James Hogan, a friend at the Mayhew Animal Home in London,  has a personal link with a convent in Kaluga in Russia, where the Orthodox nuns take very much to heart our responsibility for vulnerable creatures.

Although a small group of nuns moved to the village of Baryatino in the Kaluga region in 1993, the convent was not officially established until 1995, when it was set up around a church in the village and the church and convent were dedicated to the honour of the Nativity of the Blessed Virgin.

The nuns care for some sixty cats. They are neutered by a local vet, but the nuns take responsibility for  other treatment, as these photos show:










 Sister Anastasia, pictured above and whose self portrait is at the top of this post, sends the following report on their work:

I began to love cats when I came here to the monastery. I would like all cats, as well as all dogs, to be well fed, healthy and loved by everybody. It gives me much pain to see hungry, freezing cats, with marks of injuries, waiting for mercy from us.

There is a habit of getting rid of cats or dogs by leaving them to die in the street or, for instance, bringing them to the doors of our monastery. People think that nuns must be kind and wouldn’t let these poor creatures die. Sometimes, coming out from our cell building in the morning we will see on the doorsteps “a gift” – a box of kittens. Or we see a stray but pedigree cat wandering around the house…

It so happened that over 60 cats have found refuge in our monastery. Their past is common: foundlings, victims of people’s irresponsibility and cruelty. So, we had to set up facilities for them: organize cats’ kitchen, use the old boiler room for them, get familiar with local veterinarians. We even invented a new post – cats’ manageress, or koshkalary –  and that is me.

Every morning, during a short period between the morning sermon and meal, I rush to clean bowls and put out their food. The main item in our cats’ diet is porridge –kasha – based on chickens’ heads broth which we receive from the owner of a local poultry plant. In the daytime, I cook the meals, inspect and treat sick cats, clean their surroundings.

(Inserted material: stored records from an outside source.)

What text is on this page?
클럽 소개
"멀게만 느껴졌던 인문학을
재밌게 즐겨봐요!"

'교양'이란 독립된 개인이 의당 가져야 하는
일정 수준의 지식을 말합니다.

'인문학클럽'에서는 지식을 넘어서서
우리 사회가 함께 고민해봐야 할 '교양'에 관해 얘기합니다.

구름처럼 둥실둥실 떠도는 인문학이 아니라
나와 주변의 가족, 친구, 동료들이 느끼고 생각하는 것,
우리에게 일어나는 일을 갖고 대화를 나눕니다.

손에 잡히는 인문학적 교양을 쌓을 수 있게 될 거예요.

Cats have their own community, or family. It’s practically impossible for strangers to fit into this family. We are trying to sterilize foundlings early; the vets in Kaluga clinic operate on our cats free of charge and we pay only for the medications. After the operation, we take care of them in our cells for ten days. The treatment of one cat costs more than 1000 roubles – about $ 35. We also treat them against parasites. But it’s impossible to find “adopters”, even for healthy, pedigree and beautiful cats.

As is well known, cats are fastidious and self-willed animals. Some of them won’t live in the family and we have to take that into account. The happiest cats live in the nuns’ cells; over 45 cats live in the outbuildings.

Now you cannot imagine Baryatino without cats. They are under every bush, round every corner, almost in every cell. At least here we want to protect our cats from the cruel world and live in harmony with Gods’ creatures. But it’s still a long way to achieve full harmony, especially in the present crisis, which causes a lot of difficulties to support this flock. We would greatly appreciate any financial or other material support for the monastery and would be praying for those generous and merciful people.

Probably my concerns might seem ridiculous if one thinks of those who abandon children, of old people, invalids. But let us remember these holy words: “Blessed are those who are merciful to cattle”. If a man will show mercy for a helpless creature, he is sure to be merciful towards a child or an old man.

~ QCA sends our compliments and thanks to all at the Baryatino convent for their compassionate care of all God’s creatures. The crisis to which Anastasia refers is a fire which destroyed part of the convent.  We are holding everyone in the Light.